Monday, 26 February 2018

Moonrise by Ben Bova - Book Report #220

The thing I like about Bova's books are how the exploration and settlement of space are done by private companies.  Governments are usually a hinderance.

Masterson Aerospace is a conglomerate that builds clipper ships, vessels that can launch from earth to orbit and go beyond to the moon.  They also work on nanotechnology, build wall screens and run a moon base.  All of these things take money to run.  Some parts of the business are more profitable than others and some are hindered by world governments.

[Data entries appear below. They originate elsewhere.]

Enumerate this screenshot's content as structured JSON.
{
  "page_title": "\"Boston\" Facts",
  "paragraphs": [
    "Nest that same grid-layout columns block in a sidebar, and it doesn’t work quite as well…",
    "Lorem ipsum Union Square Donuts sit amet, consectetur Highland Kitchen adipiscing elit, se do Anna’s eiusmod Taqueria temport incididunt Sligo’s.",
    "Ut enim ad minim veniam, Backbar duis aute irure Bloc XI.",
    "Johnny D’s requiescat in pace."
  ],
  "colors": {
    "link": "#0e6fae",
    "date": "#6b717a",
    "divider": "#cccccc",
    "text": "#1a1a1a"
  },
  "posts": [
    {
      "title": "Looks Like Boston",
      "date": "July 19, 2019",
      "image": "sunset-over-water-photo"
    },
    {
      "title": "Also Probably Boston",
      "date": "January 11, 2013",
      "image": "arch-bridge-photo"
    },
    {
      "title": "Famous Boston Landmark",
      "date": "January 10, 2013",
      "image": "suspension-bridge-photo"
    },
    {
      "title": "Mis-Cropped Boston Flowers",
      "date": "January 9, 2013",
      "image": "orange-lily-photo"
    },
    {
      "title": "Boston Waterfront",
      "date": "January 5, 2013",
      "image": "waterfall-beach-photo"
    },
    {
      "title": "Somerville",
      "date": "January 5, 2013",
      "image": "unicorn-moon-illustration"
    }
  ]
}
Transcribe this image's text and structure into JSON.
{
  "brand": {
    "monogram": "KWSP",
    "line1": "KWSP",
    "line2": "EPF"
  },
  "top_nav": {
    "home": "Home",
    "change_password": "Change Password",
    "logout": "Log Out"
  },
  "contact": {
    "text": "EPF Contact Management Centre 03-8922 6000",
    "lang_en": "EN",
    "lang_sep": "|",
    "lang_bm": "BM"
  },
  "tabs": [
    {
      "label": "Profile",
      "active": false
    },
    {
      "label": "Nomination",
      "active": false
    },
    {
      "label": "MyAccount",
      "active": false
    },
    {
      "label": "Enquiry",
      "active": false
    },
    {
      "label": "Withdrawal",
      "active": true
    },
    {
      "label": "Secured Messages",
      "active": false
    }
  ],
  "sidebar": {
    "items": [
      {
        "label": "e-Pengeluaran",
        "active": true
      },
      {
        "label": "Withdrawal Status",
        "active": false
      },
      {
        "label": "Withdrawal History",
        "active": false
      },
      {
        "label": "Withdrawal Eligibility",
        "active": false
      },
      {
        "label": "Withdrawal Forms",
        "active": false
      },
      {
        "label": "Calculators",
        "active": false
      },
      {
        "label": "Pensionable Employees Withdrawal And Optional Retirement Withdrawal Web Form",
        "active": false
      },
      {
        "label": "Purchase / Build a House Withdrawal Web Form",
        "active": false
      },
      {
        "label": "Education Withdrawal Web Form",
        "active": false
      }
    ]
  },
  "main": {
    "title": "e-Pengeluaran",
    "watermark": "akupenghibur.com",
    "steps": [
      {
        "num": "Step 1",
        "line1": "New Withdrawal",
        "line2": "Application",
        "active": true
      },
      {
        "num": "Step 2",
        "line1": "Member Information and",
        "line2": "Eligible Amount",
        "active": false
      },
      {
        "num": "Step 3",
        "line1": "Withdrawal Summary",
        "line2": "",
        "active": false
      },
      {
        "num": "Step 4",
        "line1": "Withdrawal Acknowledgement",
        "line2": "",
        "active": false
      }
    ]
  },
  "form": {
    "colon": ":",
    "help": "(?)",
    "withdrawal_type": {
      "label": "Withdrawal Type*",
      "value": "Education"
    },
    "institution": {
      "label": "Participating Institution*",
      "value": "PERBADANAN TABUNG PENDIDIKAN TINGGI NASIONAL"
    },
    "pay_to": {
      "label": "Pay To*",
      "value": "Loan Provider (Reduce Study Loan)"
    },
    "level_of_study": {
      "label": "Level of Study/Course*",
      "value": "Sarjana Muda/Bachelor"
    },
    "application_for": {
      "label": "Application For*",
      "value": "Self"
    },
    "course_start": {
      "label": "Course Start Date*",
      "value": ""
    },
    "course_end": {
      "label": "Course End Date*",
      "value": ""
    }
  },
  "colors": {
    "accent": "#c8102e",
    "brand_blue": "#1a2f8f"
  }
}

The novels centers itself on the precarious existence of Moonbase and its uncertain future.  Should the company close it or double down?  The conflict comes from the cold equations of the P&L sheet and the loftier goal of improving the future for humanity.

There are good guys and bad guys and Bova is not scared to kill anybody.  My only complaint, and this spans most of what I've read of his, is that his bad guys tend to be insane in some way.  I would find it much more compelling if the big drama came from a perfectly sane person working for his own interests.  Instead we get a bad guy with mommy issues who should have been in prison in the first part of the book.  Instead Bova keeps him around in a barely plausible way.

I've said this before; Bova comes from the pulp era of SF and I love that about him, it makes the stories super easy to get into.  But it makes his villains so cartoonish that the tension becomes cliché.

But, did the book do its job?  Was it entertaining?  Did I have a good time?  Did it make me wish for a future with spaceflight being as common as air travel?

Yes on all counts.  Which is why I read Bova.  He can still make you think about a future that should have happened if the Apollo program was not abandoned.

And for that reason, I believe he should be read.

If you find it in a second-hand bookstore, it's worth the five bucks to buy it.